UK magazine Select made Bossanova their album of the year for 1990. The album is included in the book 1001 Albums You Must Hear Before You Die.

Jon Dolan of Blender called it "their sunniest record: “Velouria” is their greatest love song after “Gigantic”; “Ana” is a sand-speckled surfer idyll; and Francis unveils a newfound obsession with friendly aliens on the loony, affecting “The Happening”"

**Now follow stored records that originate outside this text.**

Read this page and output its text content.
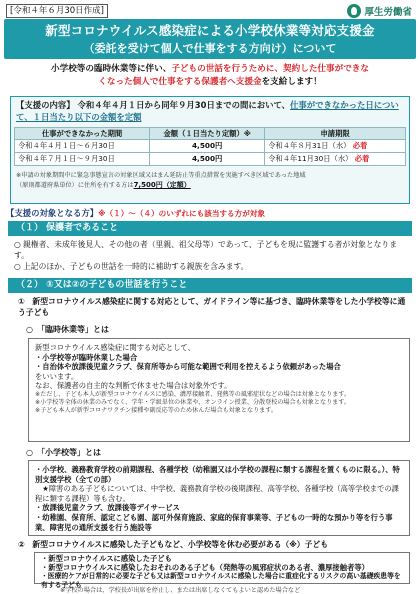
[令和４年６月30日作成]	厚生労働省
新型コロナウイルス感染症による小学校休業等対応支援金
（委託を受けて個人で仕事をする方向け）について
小学校等の臨時休業等に伴い、子どもの世話を行うために、契約した仕事ができな
くなった個人で仕事をする保護者へ支援金を支給します！
【支援の内容】 令和４年４月１日から同年９月30日までの間において、仕事ができなかった日について、１日当たり以下の金額を定額
仕事ができなかった期間	金額（１日当たり定額）※	申請期限
令和４年４月１日～６月30日	4,500円	令和４年８月31日（水） 必着
令和４年７月１日～９月30日	4,500円	令和４年11月30日（水） 必着
※申請の対象期間中に緊急事態宣言の対象区域又はまん延防止等重点措置を実施すべき区域であった地域
（原則都道府県単位）に住所を有する方は7,500円（定額）
【支援の対象となる方】※（１）～（４）のいずれにも該当する方が対象
（１） 保護者であること
○ 親権者、未成年後見人、その他の者（里親、祖父母等）であって、子どもを現に監護する者が対象となります。
○ 上記のほか、子どもの世話を一時的に補助する親族を含みます。
（２） ①又は②の子どもの世話を行うこと
①　新型コロナウイルス感染症に関する対応として、ガイドライン等に基づき、臨時休業等をした小学校等に通う子ども
○　「臨時休業等」とは
新型コロナウイルス感染症に関する対応として、
・小学校等が臨時休業した場合
・自治体や放課後児童クラブ、保育所等から可能な範囲で利用を控えるよう依頼があった場合
をいいます。
なお、保護者の自主的な判断で休ませた場合は対象外です。
※ただし、子ども本人が新型コロナウイルスに感染、濃厚接触者、発熱等の風邪症状などの場合は対象となります。
※小学校等全体の休業のみでなく、学年・学級単位の休業や、オンライン授業、分散登校の場合も対象となります。
※子ども本人が新型コロナワクチン接種や副反応等のため休んだ場合も対象となります。
○　「小学校等」とは
・小学校、義務教育学校の前期課程、各種学校（幼稚園又は小学校の課程に類する課程を置くものに限る。）、特別支援学校（全ての部）
　★障害のある子どもについては、中学校、義務教育学校の後期課程、高等学校、各種学校（高等学校までの課程に類する課程）等も含む。
・放課後児童クラブ、放課後等デイサービス
・幼稚園、保育所、認定こども園、認可外保育施設、家庭的保育事業等、子どもの一時的な預かり等を行う事業、障害児の通所支援を行う施設等
②　新型コロナウイルスに感染した子どもなど、小学校等を休む必要がある（※）子ども
・新型コロナウイルスに感染した子ども
・新型コロナウイルスに感染したおそれのある子ども（発熱等の風邪症状のある者、濃厚接触者等）
・医療的ケアが日常的に必要な子ども又は新型コロナウイルスに感染した場合に重症化するリスクの高い基礎疾患等を有する子ども
※学校の場合は、学校長が出席を停止し、または出席しなくてもよいと認めた場合など
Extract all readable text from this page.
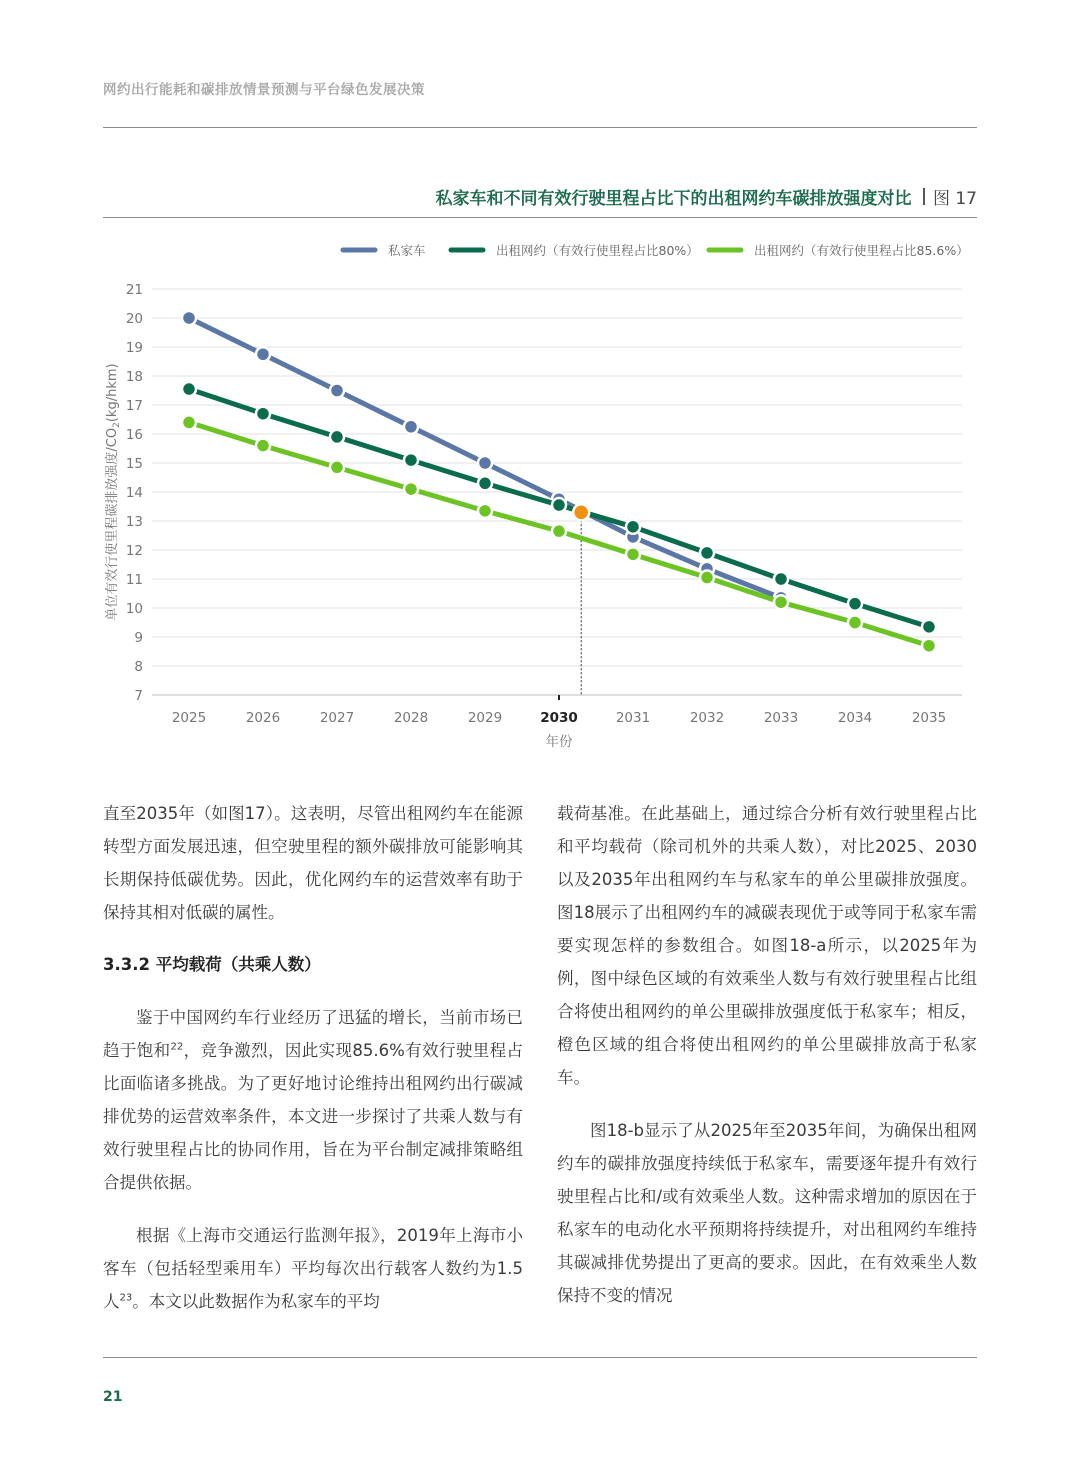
网约出行能耗和碳排放情景预测与平台绿色发展决策
私家车和不同有效行驶里程占比下的出租网约车碳排放强度对比 图 17
7
8
9
10
11
12
13
14
15
16
17
18
19
20
21
2025	2026	2027	2028	2029	2030	2031	2032	2033	2034	2035
年份
单位有效行使里程碳排放强度$/CO_2(kg/hkm)$
私家车	出租网约（有效行使里程占比80%）	出租网约（有效行使里程占比85.6%）

直至2035年（如图17）。这表明，尽管出租网约车在能源转型方面发展迅速，但空驶里程的额外碳排放可能影响其长期保持低碳优势。因此，优化网约车的运营效率有助于保持其相对低碳的属性。

3.3.2 平均载荷（共乘人数）

鉴于中国网约车行业经历了迅猛的增长，当前市场已趋于饱和$^{22}$，竞争激烈，因此实现85.6%有效行驶里程占比面临诸多挑战。为了更好地讨论维持出租网约出行碳减排优势的运营效率条件，本文进一步探讨了共乘人数与有效行驶里程占比的协同作用，旨在为平台制定减排策略组合提供依据。

根据《上海市交通运行监测年报》，2019年上海市小客车（包括轻型乘用车）平均每次出行载客人数约为1.5人$^{23}$。本文以此数据作为私家车的平均

载荷基准。在此基础上，通过综合分析有效行驶里程占比和平均载荷（除司机外的共乘人数），对比2025、2030以及2035年出租网约车与私家车的单公里碳排放强度。图18展示了出租网约车的减碳表现优于或等同于私家车需要实现怎样的参数组合。如图18-a所示，以2025年为例，图中绿色区域的有效乘坐人数与有效行驶里程占比组合将使出租网约的单公里碳排放强度低于私家车；相反，橙色区域的组合将使出租网约的单公里碳排放高于私家车。

图18-b显示了从2025年至2035年间，为确保出租网约车的碳排放强度持续低于私家车，需要逐年提升有效行驶里程占比和/或有效乘坐人数。这种需求增加的原因在于私家车的电动化水平预期将持续提升，对出租网约车维持其碳减排优势提出了更高的要求。因此，在有效乘坐人数保持不变的情况

21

In 2025, the staff of Radio X included the album in its list of "The 10 most disappointing follow-up albums". They said: "The Boston band's third full-length outing isn't a bad album in itself, it's just not as era-defining as the previous effort, Doolittle."

Professional ratings
Review scores
| Source | Rating |
| AllMusic | Star Half star |
| Blender | Star |
| Entertainment Weekly | A− |
| Los Angeles Times | Star |
| NME | 9/10 |
| Pitchfork | 9.1/10 |
| Q | Star |
| Rolling Stone | Star |
| Select | 4/5 |
| The Village Voice | A |

== Track listing ==

Bossanova track listing
| No. | Title | Writer(s) | Length |
|---|---|---|---|
| 1. | "Cecilia Ann" | The Surftones (Frosty Horton/Steve Hoffman) | 2:05 |
| 2. | "Rock Music" |  | 1:52 |
| 3. | "Velouria" |  | 3:40 |
| 4. | "Allison" |  | 1:17 |
| 5. | "Is She Weird" |  | 3:01 |
| 6. | "Ana" |  | 2:09 |
| 7. | "All Over the World" |  | 5:27 |
| 8. | "Dig for Fire" |  | 3:02 |
| 9. | "Down to the Well" |  | 2:29 |
| 10. | "The Happening" |  | 4:19 |
| 11. | "Blown Away" |  | 2:20 |
| 12. | "Hang Wire" |  | 2:01 |
| 13. | "Stormy Weather" |  | 3:26 |
| 14. | "Havalina" |  | 2:33 |
| Total length: |  |  | 39:45 |

== Personnel ==

Pixies
- Black Francis – vocals, rhythm guitar
- Joey Santiago – lead guitar
- Kim Deal – bass guitar, vocals
- David Lovering – drums, vocals

Additional musicians
- Robert F. Brunner – theremin ("Velouria", "Is She Weird")

Technical
- Gil Norton – producer
- Alistair Clay – engineer
- Steven Haigler – mixing
- Jack Benson – assistant engineer
- Gregg Barrett – assistant engineer
- Moses Schneider – assistant engineer
- Andrew Ballard – assistant engineer
- Scott Blockland – assistant engineer
- Howie Weinberg – mastering
- Vaughan Oliver / V23 – design
- Chris Bigg – design assistance
- Pirate Design – artwork
- Anne Garrigues – artwork
- Simon Larbalestier – photography
- Kevin Westenberg – photography

==Charts==

Weekly chart performance
| Chart (1990) | Peak position |
|---|---|
| Australian Albums (ARIA) | 68 |
| Dutch Albums (Album Top 100) | 30 |
| German Albums (Offizielle Top 100) | 27 |
| New Zealand Albums (RMNZ) | 17 |
| Swedish Albums (Sverigetopplistan) | 45 |
| UK Albums (Official Charts) | 3 |
| US Billboard 200 | 70 |

Weekly chart performance
| Chart (2026) | Peak position |
|---|---|
| Croatian International Albums (HDU) | 6 |

==Certifications and sales==

Certifications and sales for Bossanova
| Region | Certification | Certified units/sales |
| France (SNEP) | Gold | 100,000^{*} |
| United Kingdom (BPI) | Gold | 100,000^{^} |
| United States | — | 281,000 |
^{*} Sales figures based on certification alone. ^{^} Shipments figures based on certification alone.